Here's a workaround based on this article (the suggested workaround didn't help me):

  1. Make a mini startup init.d script to resurrect the pm2 process yourself

    #! /bin/sh
    # /etc/init.d/pm2
    #
    # help documentation: 
    #https://debian-administration.org/article/28/Making_scripts_run_at_boot_time_with_Debian
    
    pm2 resurrect
    
  2. Make it executable

    chmod 755 /etc/init.d/blah
    
  3. Update system symbolic links

    update-rc.d pm2 defaults
    
  4. Reboot, go to your website (and look at the date; make sure it's not browser cached)

Jacquenette answered 25/3, 2017 at 23:50 Comment(0)
N
0

I'm going to describe the debug steps that led me to the solution, since I think that it can be usefull. If you just want the solution I invite you to go to the end of this answer.

Debug steps

In my case I was setting up pm2 startup like this:

sudo pm2 startup systemd -u pi

And it wasn´t working. pm2 just refused to start at boot. In order to know what was going on I followed this instructions.

Next I had a look at the systemctl units:

 systemctl list-units

And saw this red line in the output

pm2-pi.service    failed failed    PM2 process manager

Then I had a look to the corresponding log (note the username at the end of the filename: pm2-pi)

journalctl -u pm2-pi

So the reason was that pi user had not enugh permissions to access the JSON module conf file.

May 28 12:36:52 raspberrypi pm2[534]: Error: EACCES: permission denied, open '/root/.pm2/module_conf.json'

Solution

I could have changed the json permissions but I decided to run PM2 as root user. If this is dangerous, please let me know.

sudo pm2 startup -u root
Neurosis answered 28/5, 2020 at 11:17 Comment(0)
K
0

My issue was to do with user names, using root rather than my non-root user. I fixed it by editing the service file directly. There's probably a better way to fix it e.g. by running the startup command differently. But a simple work-around (manual file change) worked.

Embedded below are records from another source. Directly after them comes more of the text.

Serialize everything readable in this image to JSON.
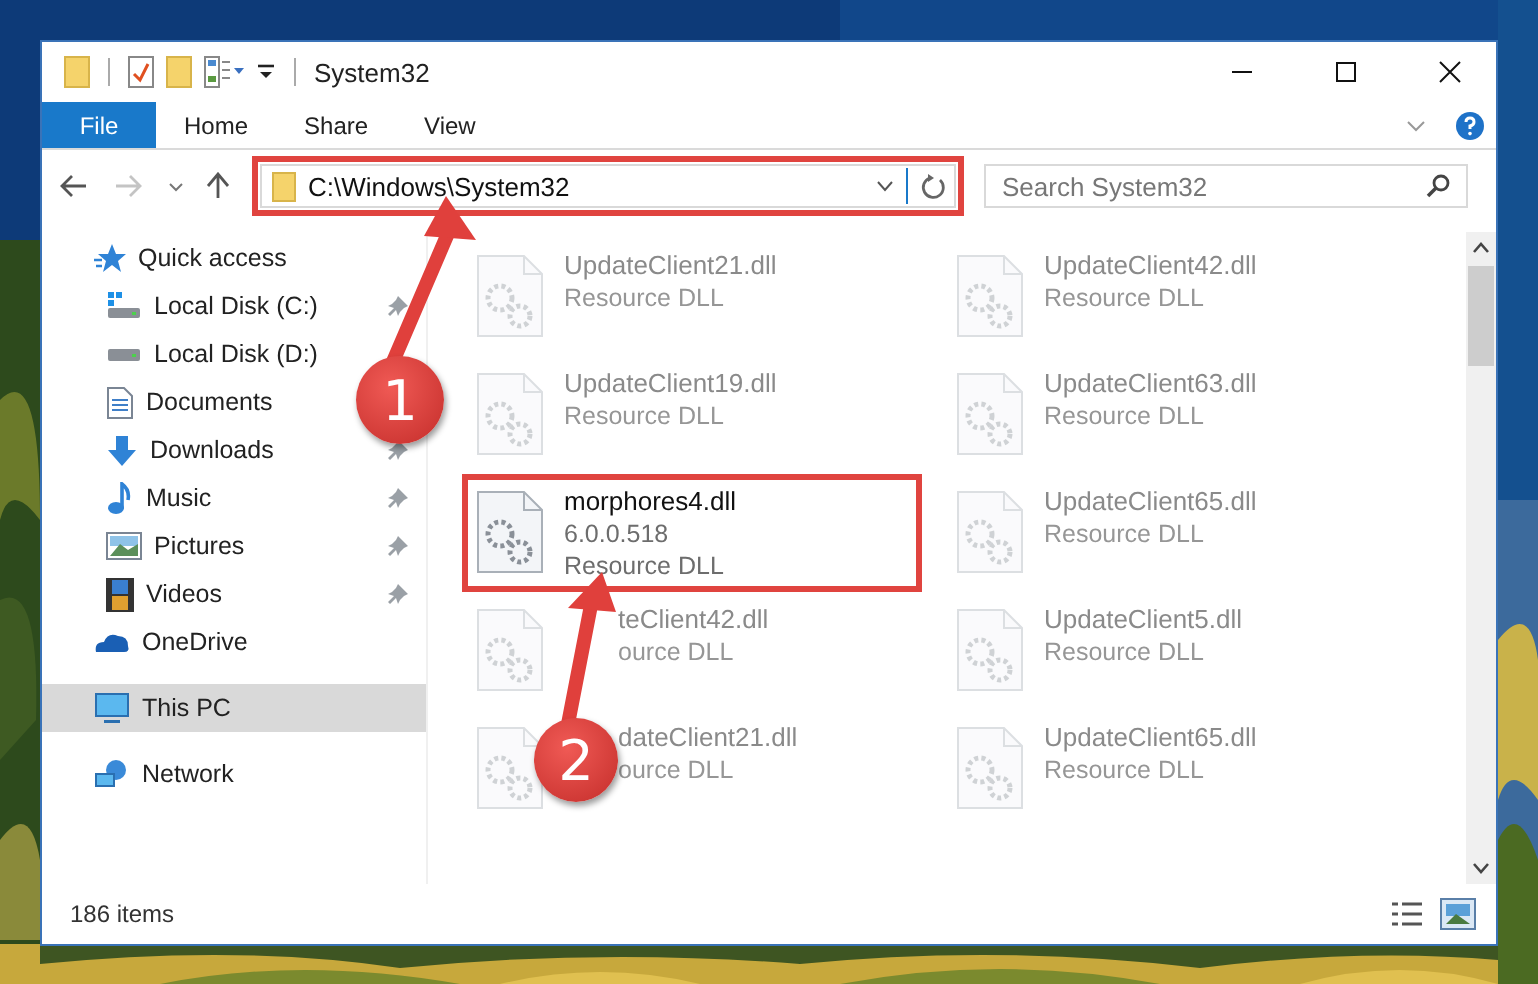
{
  "window": {
    "title": "System32"
  },
  "ribbon_tabs": [
    {
      "label": "File",
      "kind": "file",
      "selected": false
    },
    {
      "label": "Home",
      "kind": "tab",
      "selected": false
    },
    {
      "label": "Share",
      "kind": "tab",
      "selected": false
    },
    {
      "label": "View",
      "kind": "tab",
      "selected": false
    }
  ],
  "address_bar": {
    "value": "C:\\Windows\\System32",
    "highlighted": true
  },
  "search": {
    "placeholder": "Search System32"
  },
  "sidebar": {
    "items": [
      {
        "label": "Quick access",
        "kind": "star",
        "selected": false,
        "children": [
          {
            "label": "Local Disk (C:)",
            "kind": "system-drive",
            "pinned": true,
            "selected": false
          },
          {
            "label": "Local Disk (D:)",
            "kind": "drive",
            "pinned": false,
            "selected": false
          },
          {
            "label": "Documents",
            "kind": "documents",
            "pinned": false,
            "selected": false
          },
          {
            "label": "Downloads",
            "kind": "downloads",
            "pinned": true,
            "selected": false
          },
          {
            "label": "Music",
            "kind": "music",
            "pinned": true,
            "selected": false
          },
          {
            "label": "Pictures",
            "kind": "pictures",
            "pinned": true,
            "selected": false
          },
          {
            "label": "Videos",
            "kind": "videos",
            "pinned": true,
            "selected": false
          }
        ]
      },
      {
        "label": "OneDrive",
        "kind": "cloud",
        "selected": false
      },
      {
        "label": "This PC",
        "kind": "computer",
        "selected": true
      },
      {
        "label": "Network",
        "kind": "network",
        "selected": false
      }
    ]
  },
  "files": [
    {
      "name": "UpdateClient21.dll",
      "type": "Resource DLL",
      "dimmed": true,
      "highlighted": false,
      "cut": false
    },
    {
      "name": "UpdateClient42.dll",
      "type": "Resource DLL",
      "dimmed": true,
      "highlighted": false,
      "cut": false
    },
    {
      "name": "UpdateClient19.dll",
      "type": "Resource DLL",
      "dimmed": true,
      "highlighted": false,
      "cut": false
    },
    {
      "name": "UpdateClient63.dll",
      "type": "Resource DLL",
      "dimmed": true,
      "highlighted": false,
      "cut": false
    },
    {
      "name": "morphores4.dll",
      "version": "6.0.0.518",
      "type": "Resource DLL",
      "dimmed": false,
      "highlighted": true,
      "cut": false
    },
    {
      "name": "UpdateClient65.dll",
      "type": "Resource DLL",
      "dimmed": true,
      "highlighted": false,
      "cut": false
    },
    {
      "name": "teClient42.dll",
      "type": "ource DLL",
      "dimmed": true,
      "highlighted": false,
      "cut": true
    },
    {
      "name": "UpdateClient5.dll",
      "type": "Resource DLL",
      "dimmed": true,
      "highlighted": false,
      "cut": false
    },
    {
      "name": "dateClient21.dll",
      "type": "ource DLL",
      "dimmed": true,
      "highlighted": false,
      "cut": true
    },
    {
      "name": "UpdateClient65.dll",
      "type": "Resource DLL",
      "dimmed": true,
      "highlighted": false,
      "cut": false
    }
  ],
  "status_bar": {
    "item_count": "186 items"
  },
  "annotations": [
    {
      "label": "1"
    },
    {
      "label": "2"
    }
  ]
}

When I ran the startup command:

sudo pm2 startup systemd -u XXX

It created a file for the reboot service here:

/etc/systemd/system/pm2-XXX.service

In this file some of the paths are for root and not my user XXX:

Environment=PM2_HOME=/root/.pm2
PIDFile=/root/.pm2/pm2.pid

So I changed the paths to that of the correct user:

Environment=PM2_HOME=/home/XXX/.pm2
PIDFile=/home/XXX/.pm2/pm2.pid

And after a reboot the process starts up as expected.